According to the mayor’s office, St. Louis Safer Streets will implement already completed traffic studies that have lacked funding; making improvements in 10 dangerous, high-crash intersections and improve the Goodfellow, Union, Jefferson, Kingshighway, and Grand thoroughfares.

On February 18, motorist Daniel Riley was involved in an accident that caused another car to pin 17-year-old volleyball player Janae Edmondson underneath, leading to the amputation of both her legs. He had violated his home arrest warrant more than 50 times but remained free.

Early Sunday Feb. 26, Sunday a two-vehicle wreck on Forest Park Parkway and South Grand near SLU’s campus claimed four lives. Police say the driver of a Chevy Impala, who fled after the deadly accident on foot, was going south on Grand drove around stopped traffic and into the northbound lanes.

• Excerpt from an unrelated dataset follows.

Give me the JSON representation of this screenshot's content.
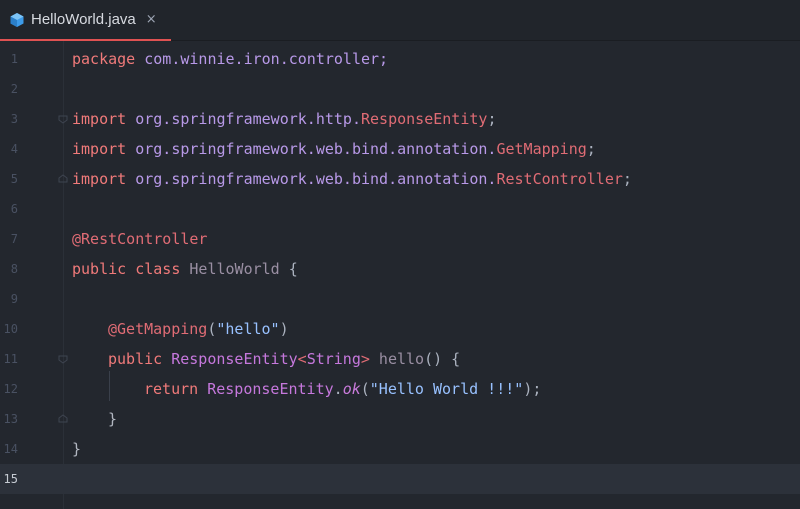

The driver then ran a red light on S. Grand, and hit a Chevy Tahoe, causing the Tahoe to hit the bridge guardrail and fall off the bridge, where it landed upside-down on Forest Park Parkway.

Mayor Tishaura O. Jones

There were eight occupants of the Tahoe, four were pronounced dead at the scene, and four are listed as being in critical condition. Police identified the victims who died as Bryanna Johnson, 18, of St. Louis; Anthony Robinson, 19, of Jennings; Contrail McKinley, 20, of St. Louis; and Richard Boyd, 19, of St. Louis.

The investment comes after 2022 was marked as the second-deadliest year in the city’s history for traffic violence, which claimed 78 lives. The previously highest year on record, 2020, saw 80 crash deaths. In 2020 nationally, 17% of fatal traffic crashes in the U.S. involved pedestrians. In St. Louis that figure was 28% in 2021. The United States has had a steady increase in the number of pedestrian fatalities from 2010 to 2020. Pedestrian deaths increased by 54%, while all other fatalities increased by 13%. 

“Deploying traffic calming solutions is a multi-step process: Study, design, bids, then construction,” said BPS President Rich Bradley.

“Currently, the city has traffic studies in key areas that lack the funding to move forward. This bill will move these studies into the design phase. Once the designs are complete, the work is then bid out. Infrastructure work is complicated and takes time, but BPS is moving as quickly as possible towards construction of road and pedestrian safety measures.”

BPS will review the list of possible projects and locations, matching funding to move along the most impactful improvements. The design process for improvements begins in spring 2023, with designers ready to begin work. Designs will be complete by the end of this year and the first quarter of 2024. Construction will begin in 2024.

Mayor Jones also stressed that along with engineering, the city will work to improve education and enforcement around current driving laws. In 2022, SLMPD issued 8,132 speeding tickets and 2,718 tickets for signal violations.

Mayor Jones said the city will revisit operational use of red light cameras, which have been proven in other cities to reduce crashes, traffic violence, and reckless driving behavior.

She said any red-light camera program deployed by the city would” safeguard privacy, ensure due process as outlined by the Missouri Supreme Court, and be continuously assessed for effectiveness and impact on communities of color.”